Peace and innovation

Peace and innovation must be intertwined. Peace diplomacy has to adapt to social and scientific progress.

Former president Shimon Peres (photo credit: EREZ HARODI - OSIM TSILUM)
Former president Shimon Peres
(photo credit: EREZ HARODI - OSIM TSILUM)
Today, June 9th 2016, we celebrate the inauguration of the Israeli Center of Innovation within the Peres Center for Peace.
Peace, as seen by Israel’s foremost statesman and the architect of the Oslo accords, Shimon Peres, needs to benefit the people, not the governments. As it is a profound transition, it is initially never popular, yet requires the populace’s participation in the process.
Peace needs to be participatory, based on courageous decisions, the legitimacy of the people, and innovation.
Peres’ underlying value in peace-making is that all people are equal. Without equality between us and our Palestinian neighbors, between two states, there will never be peace. Peres’ approach is innovative in this and other aspects. As in all fields, he divorces past habits and is fascinated by the future, to which he wishes to contribute. An architect of peace, who continues to innovate.
Peace and innovation must be intertwined. Peace diplomacy has to adapt to social and scientific progress.
Peace made in the spirit of the Cold War and 20th century nationalism will fail.
This pertains to the many important fields that characterize Peres’ work today: • Science and technology, which today know no borders.
They demand of governments and societies to be part of a globalized world, to provide for good higher education and to create technology-based employment for the young. From a start-up nation to a start-up region. This, in the eyes of Peres, is an opportunity for Israel. Our economy is based on know-how, not on natural resources. We can and should share this with our neighbors for the stability of the region as well as for the sake of Israel’s security and well-being. In this vein, technological incubators for talented students, modeled after our universities, can be exported through multinational hi-tech companies to Arab universities.
• The involvement of private companies in peace building – global companies are the new empires; the Facebook one has 1.4 billion global “citizens” (users). The companies have an interest in a higher standard of living, better infrastructure and good education in their markets, which today reach all continents.
In Peres’ view, these companies should be asked to partake in the efforts to stabilize a Middle East of over 420 million inhabitants, to foster education and capacity building of young people and develop interconnectivity between young Israelis and Arabs across the region’s divides. This will lead with time to a desire for coexistence and greater social openness. Peres engages on an ongoing basis with many of the most brilliant chairpersons and CEOs of tech companies for the good of economic prosperity and peace of the region.

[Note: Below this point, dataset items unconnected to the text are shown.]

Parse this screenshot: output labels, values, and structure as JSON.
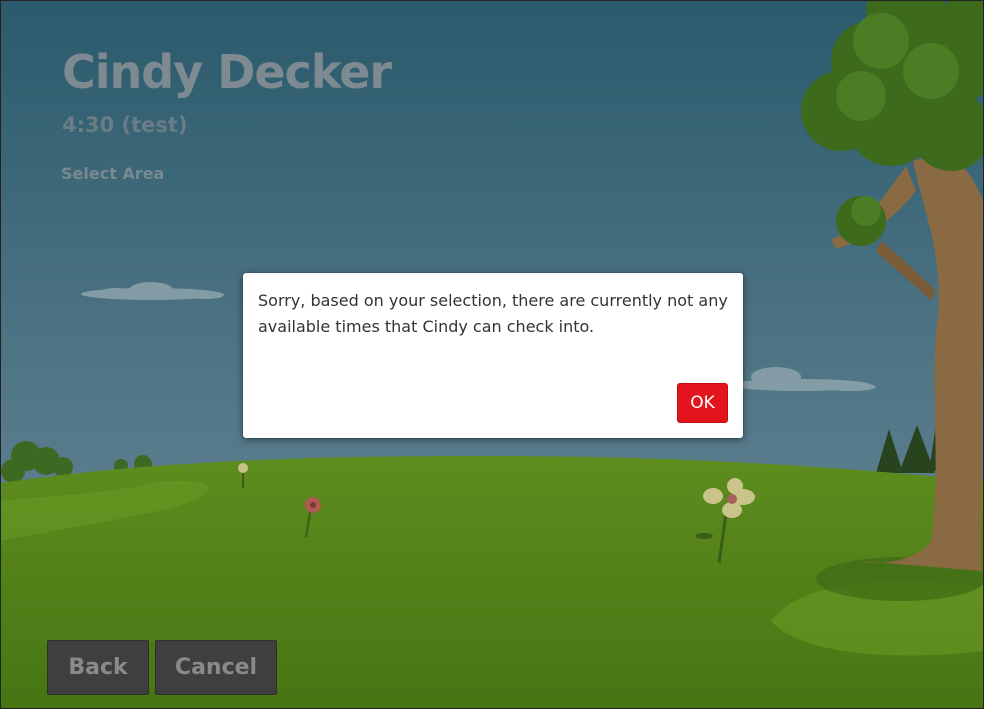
{
  "header": {
    "name": "Cindy Decker",
    "subtitle": "4:30 (test)",
    "section_label": "Select Area"
  },
  "footer": {
    "back_label": "Back",
    "cancel_label": "Cancel"
  },
  "dialog": {
    "message": "Sorry, based on your selection, there are currently not any available times that Cindy can check into.",
    "ok_label": "OK"
  },
  "colors": {
    "ok_button": "#e3141b",
    "nav_button": "#3f3f3f",
    "sky_top": "#2c5b6e",
    "grass": "#4f7d1a"
  }
}
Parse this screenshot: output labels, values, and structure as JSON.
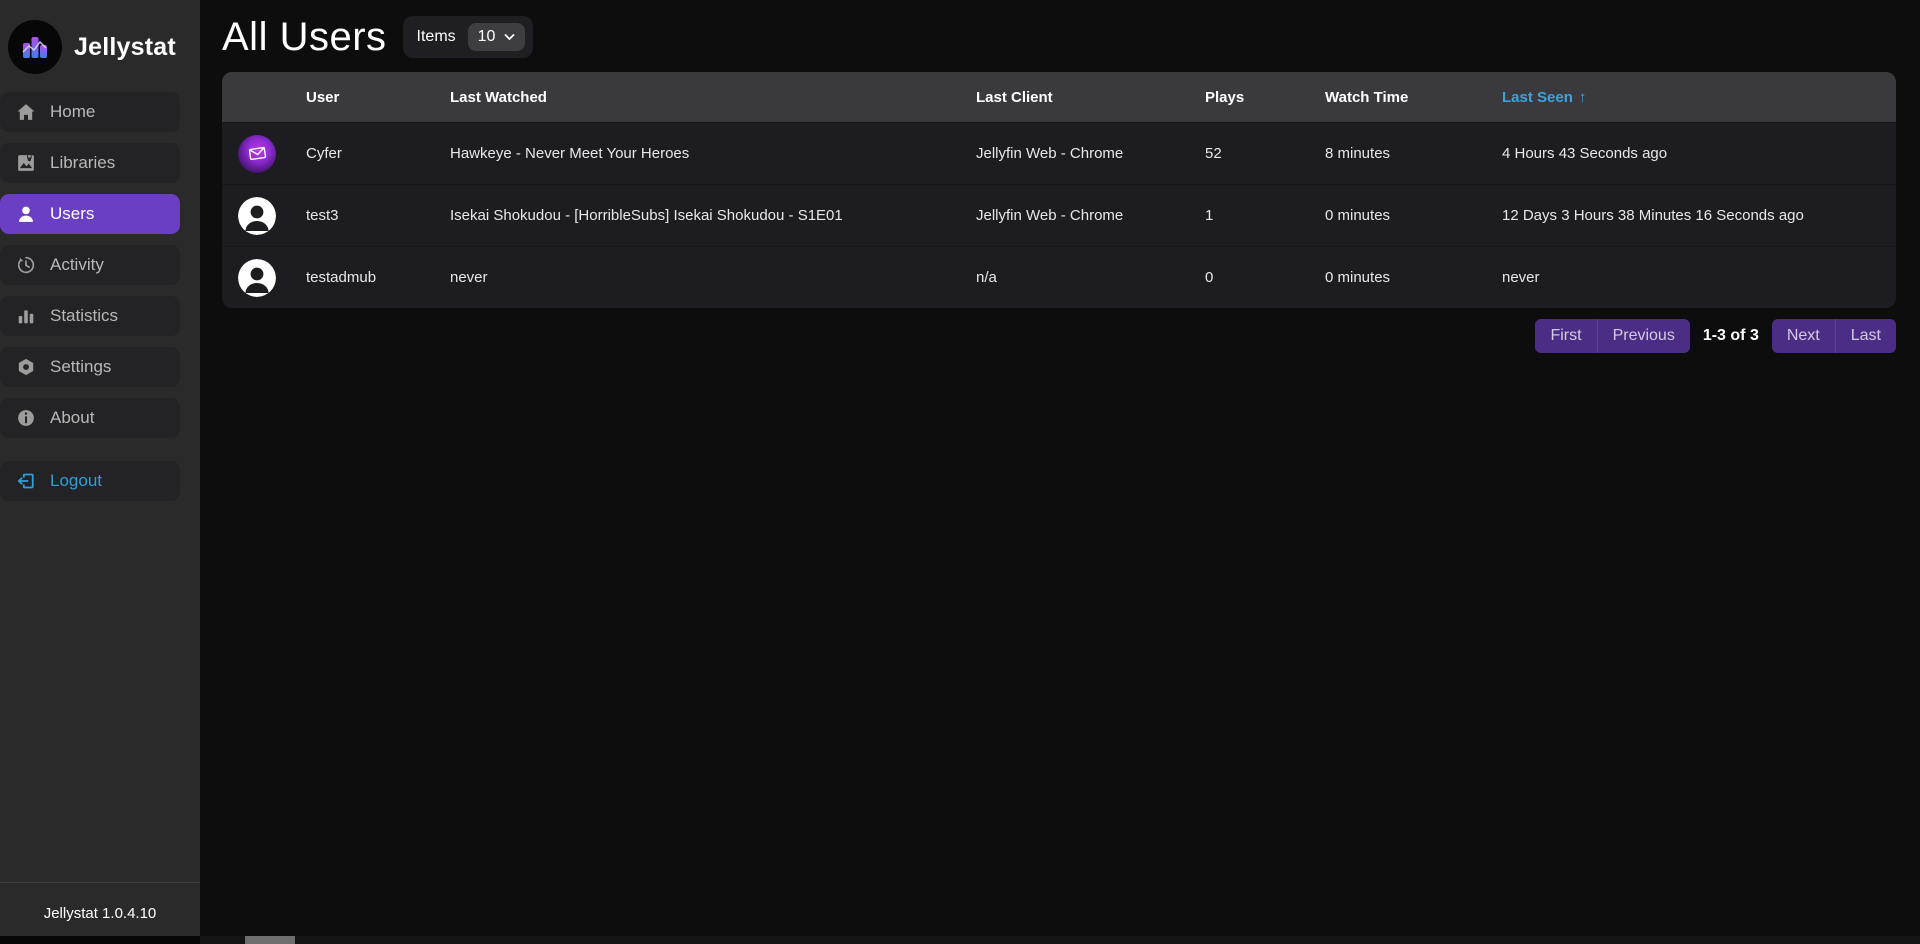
{
  "app": {
    "name": "Jellystat",
    "version_label": "Jellystat 1.0.4.10"
  },
  "sidebar": {
    "items": [
      {
        "label": "Home",
        "icon": "home-icon",
        "active": false
      },
      {
        "label": "Libraries",
        "icon": "libraries-icon",
        "active": false
      },
      {
        "label": "Users",
        "icon": "person-icon",
        "active": true
      },
      {
        "label": "Activity",
        "icon": "history-clock-icon",
        "active": false
      },
      {
        "label": "Statistics",
        "icon": "bar-chart-icon",
        "active": false
      },
      {
        "label": "Settings",
        "icon": "nut-icon",
        "active": false
      },
      {
        "label": "About",
        "icon": "info-circle-icon",
        "active": false
      }
    ],
    "logout_label": "Logout"
  },
  "header": {
    "title": "All Users",
    "items_label": "Items",
    "items_per_page": "10"
  },
  "table": {
    "columns": [
      "User",
      "Last Watched",
      "Last Client",
      "Plays",
      "Watch Time",
      "Last Seen"
    ],
    "sort_column": "Last Seen",
    "sort_direction": "ascending",
    "sort_arrow": "↑",
    "rows": [
      {
        "user": "Cyfer",
        "avatar": "custom-gradient",
        "last_watched": "Hawkeye - Never Meet Your Heroes",
        "last_client": "Jellyfin Web - Chrome",
        "plays": "52",
        "watch_time": "8 minutes",
        "last_seen": "4 Hours 43 Seconds ago"
      },
      {
        "user": "test3",
        "avatar": "default",
        "last_watched": "Isekai Shokudou - [HorribleSubs] Isekai Shokudou - S1E01",
        "last_client": "Jellyfin Web - Chrome",
        "plays": "1",
        "watch_time": "0 minutes",
        "last_seen": "12 Days 3 Hours 38 Minutes 16 Seconds ago"
      },
      {
        "user": "testadmub",
        "avatar": "default",
        "last_watched": "never",
        "last_client": "n/a",
        "plays": "0",
        "watch_time": "0 minutes",
        "last_seen": "never"
      }
    ]
  },
  "pagination": {
    "first": "First",
    "previous": "Previous",
    "range": "1-3 of 3",
    "next": "Next",
    "last": "Last"
  },
  "colors": {
    "accent_purple": "#6b3fc4",
    "pagination_purple": "#4c2d86",
    "link_blue": "#3ba3dd",
    "logout_blue": "#2f9fd9",
    "sidebar_bg": "#2a2a2b",
    "main_bg": "#0d0d0d",
    "table_header_bg": "#3a3a3e",
    "table_row_bg": "#1d1d21"
  }
}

Many see in him a mentor of modern international relations and the region.
• Online education – technology can bring via Internet the best academic education to young people in our region, through their mobile phones. The highest need of youth of our region is to acquire the skills and values that come with higher education. Through the Internet, you can sit in your home in Hebron, Marrakesh, Cairo or Tel Aviv and participate in the best online courses in technology, computer software, gender equality or journalism.
This not only leads to better skills for future employment, but also to more open minds toward a globalized world and to new interconnectivity between Arab and Israeli youth.
• Public diplomacy – peace needs to be democratized.
Diplomacy, in Peres’ view, has to move from the corridors of foreign ministries, ballrooms and cocktail parties into attracting the hearts and minds of young people, especially in our region where 65 percent of the population is under the age of 30 and increasingly accessing the Internet and mobile phones. This can be done today on a massive scale through social networks, which extend beyond geographic borders.